Archive : Lord Nuffield Left £500,000 To College he Founded

From Our Correspondent. OXFORD, OCT. 2

Lord Nuffield, who died in August at his home, Nuffield Place, near Henley, aged 85, left his home and about £500,000 to the Oxford college which bears his name. Two other colleges benefit from his will-Worcester and Pembroke. Both get £10,000.

He left £3,252,764 gross. The net-amount is £3,154,885. Duty paid was £2,424,354. The will has been lodged with the Oxford District Probate Registry. Apart from bequests to colleges, business colleagues, relatives and former servants, Lord Nuffield directed that his trustees should hold the whole of his money and the income deriving from it for Nuffield College, Oxford. “for-the general purposes of the said college”.

Other bequests were:  To his niece, Mrs. Winifred Constance Emily Rawlence £4,500: Mr George William Harriman, chairman of the British Motor Corporation, of Knowle, Warwickshire, 62,232 ordinary 5s. shares of B.M.C.; Mr James Reginald Woodcock, of Beechhut Road, Solihull, Warwickshire, deputy chairman of Morris Motors, Ltd., “in recognition of his loyalty to me and to that company” £5,000; Miss Kathleen Francis, his maid, at Nuffield Place if still, in service at the time of his death, £500-increased in a codicil to: £1,000; Mr Alfred Edward Keen, of Quarry End, The Slade, Oxford, “as a small token of his loyalty to me over very many years “, £500.

In the codicil Lord Nuffield also left £500 to Mrs Barbara Fenelon of Churchill Place, Wolvercote, Oxford, a secretary at Morris Motors who once worked for him personally.  He appointed as his executors Mr Wilfred Hobbs, of Streatley, an accountant, and Mr William Richard Gowers, solicitor, of Oxford. He left them a joint bequest of £3,000. The direction to the trustees concerning Nuffield College means that in addition to Nuffield Place the college will have about £500,000 in cash.

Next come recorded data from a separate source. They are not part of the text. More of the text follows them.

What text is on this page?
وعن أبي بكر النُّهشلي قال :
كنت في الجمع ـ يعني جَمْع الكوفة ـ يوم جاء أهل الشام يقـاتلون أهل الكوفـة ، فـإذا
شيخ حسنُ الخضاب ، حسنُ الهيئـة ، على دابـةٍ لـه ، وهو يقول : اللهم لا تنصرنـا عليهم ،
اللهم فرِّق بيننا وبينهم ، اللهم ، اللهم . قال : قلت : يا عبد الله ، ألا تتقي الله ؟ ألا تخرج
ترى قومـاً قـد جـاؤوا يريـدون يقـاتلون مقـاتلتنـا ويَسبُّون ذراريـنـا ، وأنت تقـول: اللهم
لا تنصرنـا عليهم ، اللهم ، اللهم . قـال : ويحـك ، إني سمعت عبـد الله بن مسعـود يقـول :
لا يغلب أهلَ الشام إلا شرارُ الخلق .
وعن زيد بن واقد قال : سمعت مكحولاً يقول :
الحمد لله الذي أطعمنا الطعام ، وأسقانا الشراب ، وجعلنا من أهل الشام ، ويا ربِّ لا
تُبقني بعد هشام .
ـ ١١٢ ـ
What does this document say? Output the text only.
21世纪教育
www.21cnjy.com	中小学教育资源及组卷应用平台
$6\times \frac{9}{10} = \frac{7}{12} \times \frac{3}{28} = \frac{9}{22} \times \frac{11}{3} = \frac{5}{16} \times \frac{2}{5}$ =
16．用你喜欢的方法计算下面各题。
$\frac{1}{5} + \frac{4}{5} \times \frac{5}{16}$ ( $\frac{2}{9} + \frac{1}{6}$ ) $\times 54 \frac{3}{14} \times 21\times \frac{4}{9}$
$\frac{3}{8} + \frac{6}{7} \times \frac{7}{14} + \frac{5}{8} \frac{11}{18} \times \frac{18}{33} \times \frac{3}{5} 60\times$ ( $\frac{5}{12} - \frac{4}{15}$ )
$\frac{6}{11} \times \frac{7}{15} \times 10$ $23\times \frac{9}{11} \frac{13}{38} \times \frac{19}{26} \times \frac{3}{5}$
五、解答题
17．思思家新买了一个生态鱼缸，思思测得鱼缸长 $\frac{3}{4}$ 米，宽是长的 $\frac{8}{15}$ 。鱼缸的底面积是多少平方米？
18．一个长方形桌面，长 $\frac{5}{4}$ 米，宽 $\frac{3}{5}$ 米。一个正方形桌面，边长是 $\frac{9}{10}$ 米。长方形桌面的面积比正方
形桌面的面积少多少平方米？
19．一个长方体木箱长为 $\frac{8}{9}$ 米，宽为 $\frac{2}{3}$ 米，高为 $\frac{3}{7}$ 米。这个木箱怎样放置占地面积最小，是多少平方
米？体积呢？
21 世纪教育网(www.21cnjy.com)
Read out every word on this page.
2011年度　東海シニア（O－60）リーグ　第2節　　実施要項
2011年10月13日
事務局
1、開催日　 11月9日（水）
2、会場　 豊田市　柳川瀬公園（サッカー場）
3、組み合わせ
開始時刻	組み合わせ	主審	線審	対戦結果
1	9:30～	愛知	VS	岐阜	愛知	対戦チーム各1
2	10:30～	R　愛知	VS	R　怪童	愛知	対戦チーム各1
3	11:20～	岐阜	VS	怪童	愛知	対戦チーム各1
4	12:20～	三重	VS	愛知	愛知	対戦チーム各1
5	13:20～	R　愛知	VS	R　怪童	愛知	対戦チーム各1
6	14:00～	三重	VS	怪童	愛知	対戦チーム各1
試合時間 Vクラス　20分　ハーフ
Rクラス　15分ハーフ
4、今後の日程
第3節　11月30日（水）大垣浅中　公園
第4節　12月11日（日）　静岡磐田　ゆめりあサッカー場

The Warden of the college, Mr D. N. Chester, said today:  “This will shows that the college which Lord Nuffield founded stood outstanding in his last thoughts. The bitterness of earlier years had some time ago disappeared and he was happy to make the college his heir, his residuary legatee, to live in and look after the house in which he had lived so happily for 40 years, to be the final recipient of his great generosity. The amount involved is somewhat staggering and places a very great responsibility on the college. To me, the really significant feature of the benefaction is that it kills once and for all the story that Lord Nuffield was unhappy about the college he founded. He was a man who knew his own mind, was shrewd in his judgments and not sentimental where the giving of money was concerned.”

The Warden said the college would keep Nuffield Place substantially as it is. It would probably be used by some of the college’s overseas fellows and students as a place where they could go for short periods to work and study. “There is no end to the money you can spend on social research. At the moment we are spending £20,000 to £24,000 a year from grants from various foundations. These grants will run-out in the next two or three years. This money will more than replace them. It means that the college can continue to go full blast and develop. Lord Nuffield liked making quite simple but big decisions.”

Mr. G. R. F. Bredin, Bursar of Pembroke; said: “Lord Nuffield was a good friend to Pembroke College on many occasions. The news that one who was so generous in his lifetime should now once more be our benefactor will be most keenly appreciated in a college where his name will always be remembered with gratitude.”

Mr, A. N. Bryan-Brown, Vice-Provost of Worcester, said . “We are extremely grateful and will find a good use for his money. His name is already commemorated here in our Nuffleld building and many Nuffield scholars have come to us to read medicine. From time to time we were able to report to Lord Nuffield that many of them had done well in their careers.”

Miss K. Francis, aged 54, housekeeper at, Nuffield Place said she went to work for Lord Nuffield for a temporary period of one month. That was in 1934 and she has been there ever since. Lord Nuffield’s benefactions in his lifetime were many. He gave away more than £28m. Most of this went for medical and scientific research. In 1943 he gave all his shares in the Nuffield organization to the Nuffield Foundation. This, his largest gift, was,worth £10m. It has so far enabled the foundation to make grants totalling £16m to advance medical research, teaching, and practice.